Illnesses not significant enough to cause outbreak
April 2, 2015, 1:19 pm ADTLast Updated: January 12, 2021, 2:28 pm
Curtis-Steele says problems at Nova Scotia’s small water systems are more worrying – the disinfection system might fail, the source of the contamination isn’t corrected, and most importantly, the facilities are tested and monitored less because it provides water for fewer people compared to municipal water supplies. For example, municipal water supplies are required to send the test results to the Environment Department to review every year, but water test results of a restaurant is only checked every three years.
Curtis-Steele says every water supply is important when it comes to public health, even through problems at registered facilities may not affect a great number of people to cause an epidemic.
Barbie Cook, on-site manager at the Lillian Fraser Memorial Hospital in the Colchester County, says if one or two people got sick and came to the hospital. But if they couldn’t remember where they had the bad water or food, it would be hard for the physician to make the connection between the illness and a specific facility.
Tony Kiritsis, media relations advisor at the Health Department, says physicians do have the responsibility to report certain illnesses to the Department of Health and Wellness.
Verotoxigenic E. coli is one of those reportable diseases.
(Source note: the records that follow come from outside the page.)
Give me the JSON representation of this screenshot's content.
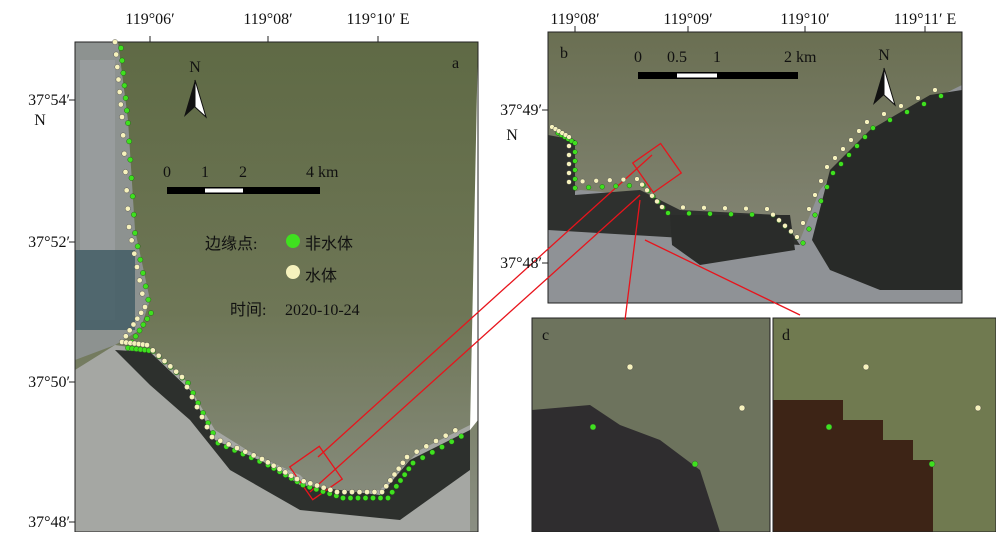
{
  "panels": [
    {
      "label": "a",
      "x_labels": [
        "119°06′",
        "119°08′",
        "119°10′ E"
      ],
      "y_labels": [
        "37°54′",
        "37°52′",
        "37°50′",
        "37°48′"
      ],
      "y_hemisphere": "N",
      "north": "N",
      "scale_labels": [
        "0",
        "1",
        "2",
        "4 km"
      ]
    },
    {
      "label": "b",
      "x_labels": [
        "119°08′",
        "119°09′",
        "119°10′",
        "119°11′ E"
      ],
      "y_labels": [
        "37°49′",
        "37°48′"
      ],
      "y_hemisphere": "N",
      "north": "N",
      "scale_labels": [
        "0",
        "0.5",
        "1",
        "2 km"
      ]
    },
    {
      "label": "c"
    },
    {
      "label": "d"
    }
  ],
  "legend": {
    "title": "边缘点:",
    "items": [
      "非水体",
      "水体"
    ],
    "date_label": "时间:",
    "date": "2020-10-24"
  }
}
The most recognized type within this group of pathogens is O157:H7, which was found in the water system in Walkerton.
“All reportable diseases and conditions are reported to the local public health office in each district,” says Kiritsis in an email. “If a disease is reported at the local level, a communicable disease nurse contacts the individual who is ill, and conducts an interview to determine where the ill person may have come in contact with the disease causing bacteria.”
He says if the nurse suspects a restaurant as a potential source, the nurse will contact the local office of the Agriculture Department to carry out an inspection.
If an issue is identified, the Medical Officer of Health for the district in which the water supply is located, will be informed. And a boil water advisory is issued to the facility in question.
The Health Department produces an annual report of notifiable diseases that includes how many cases of each reportable disease was recorded within the year.
Eleven cases of Verotoxigenic E. coli have been reported in 2013, which is one in 100,000 people in this province. Six cases are recorded under the Capital District Health Authority, which oversees the Halifax County.